Parmi les choses que les gens n'ont pas envie d'entendre, qu'ils ne veulent pas voir alors même qu'elles s'étalent sous leurs yeux, il y a celles-ci : que tous ces perfectionnements techniques, qui leur ont si bien simplifié la vie qu'il n'y reste presque plus rien de vivant, agencent quelque chose qui n'est déjà plus une civilisation ; que la barbarie jaillit comme de source de cette vie simplifiée, mécanisée, sans esprit ; et que parmi tous les résultats terrifiants de cette expérience de déshumanisation à laquelle ils se sont prêtés de si bon gré, le plus terrifiant est encore leur progéniture, parce que c'est celui qui en somme ratifie tous les autres.
C'est pourquoi, quand le citoyen-écologiste prétend poser la question la plus dérangeante en demandant : "Quel monde allons-nous laisser à nos enfants ?", il évite de poser cette autre question, réellement inquiétante : "A quels enfants allons-nous laisser le monde ?"
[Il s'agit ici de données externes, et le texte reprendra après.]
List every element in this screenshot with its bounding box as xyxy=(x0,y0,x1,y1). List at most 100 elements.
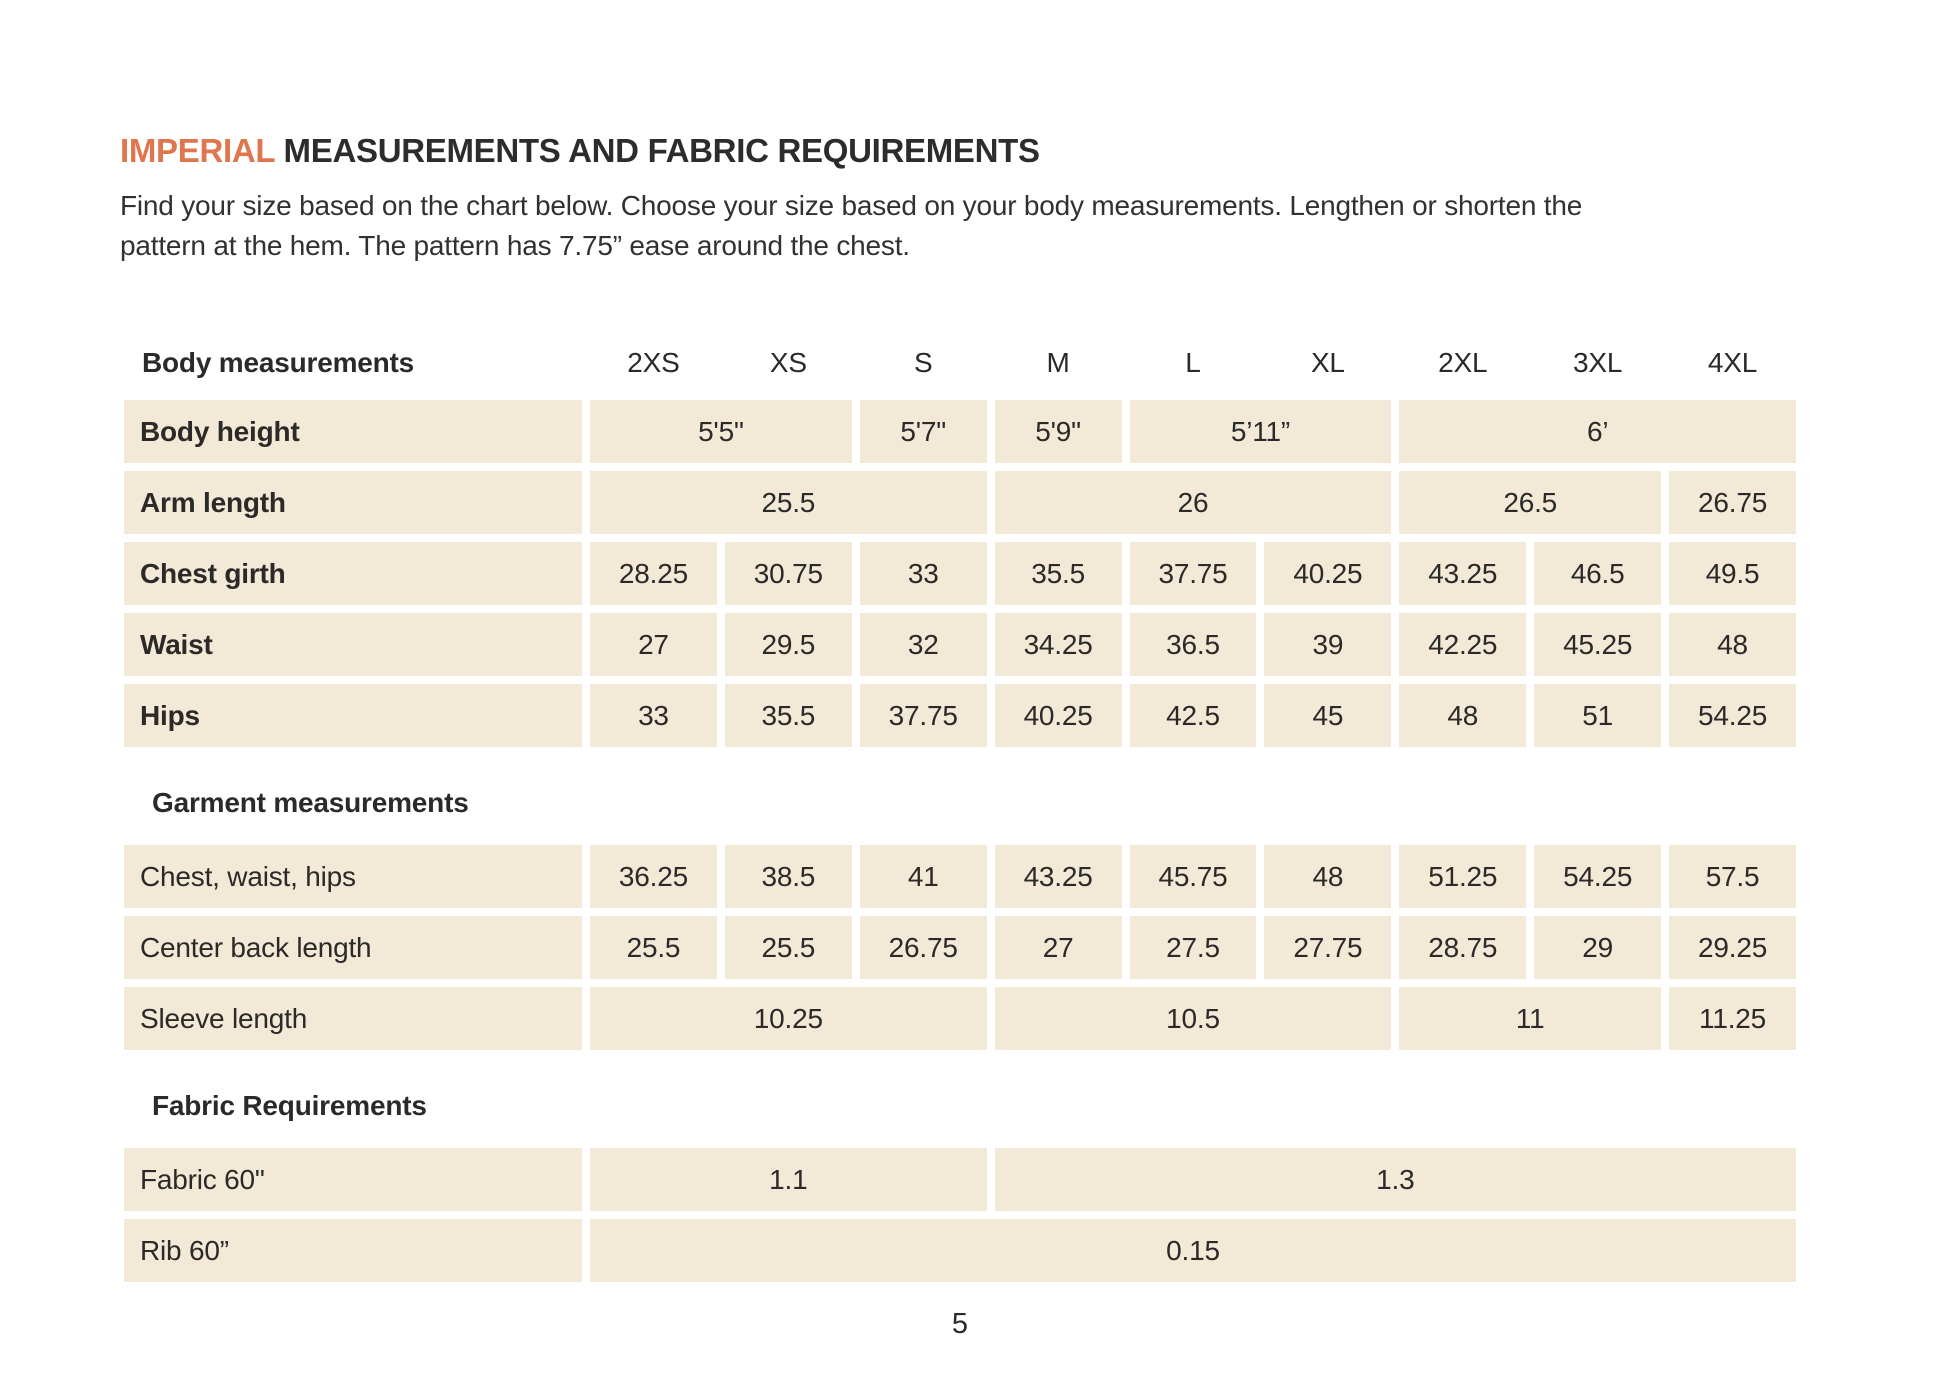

Jamais sans doute une société n'aura vanté à ce point la jeunesse, comme modèle de comportement et d'usage de la vie, et jamais elle ne l'aura dans les faits aussi mal traitée.
[...]
De tout ce qu'un dressage si précoce à la consommation dirigée entraîne d'infirmités et de pathologies diverses, les honnêtes gens soucieux de "protection de l'enfance" parlent fort peu. Ils se demandent d'ailleurs tout aussi peu comment il se fait que les pervers et les sadiques dont ils s'inquiètent de protéger leurs enfants en soient venus à tant abonder, justement dans les sociétés les plus modernes, policées, rationnelles.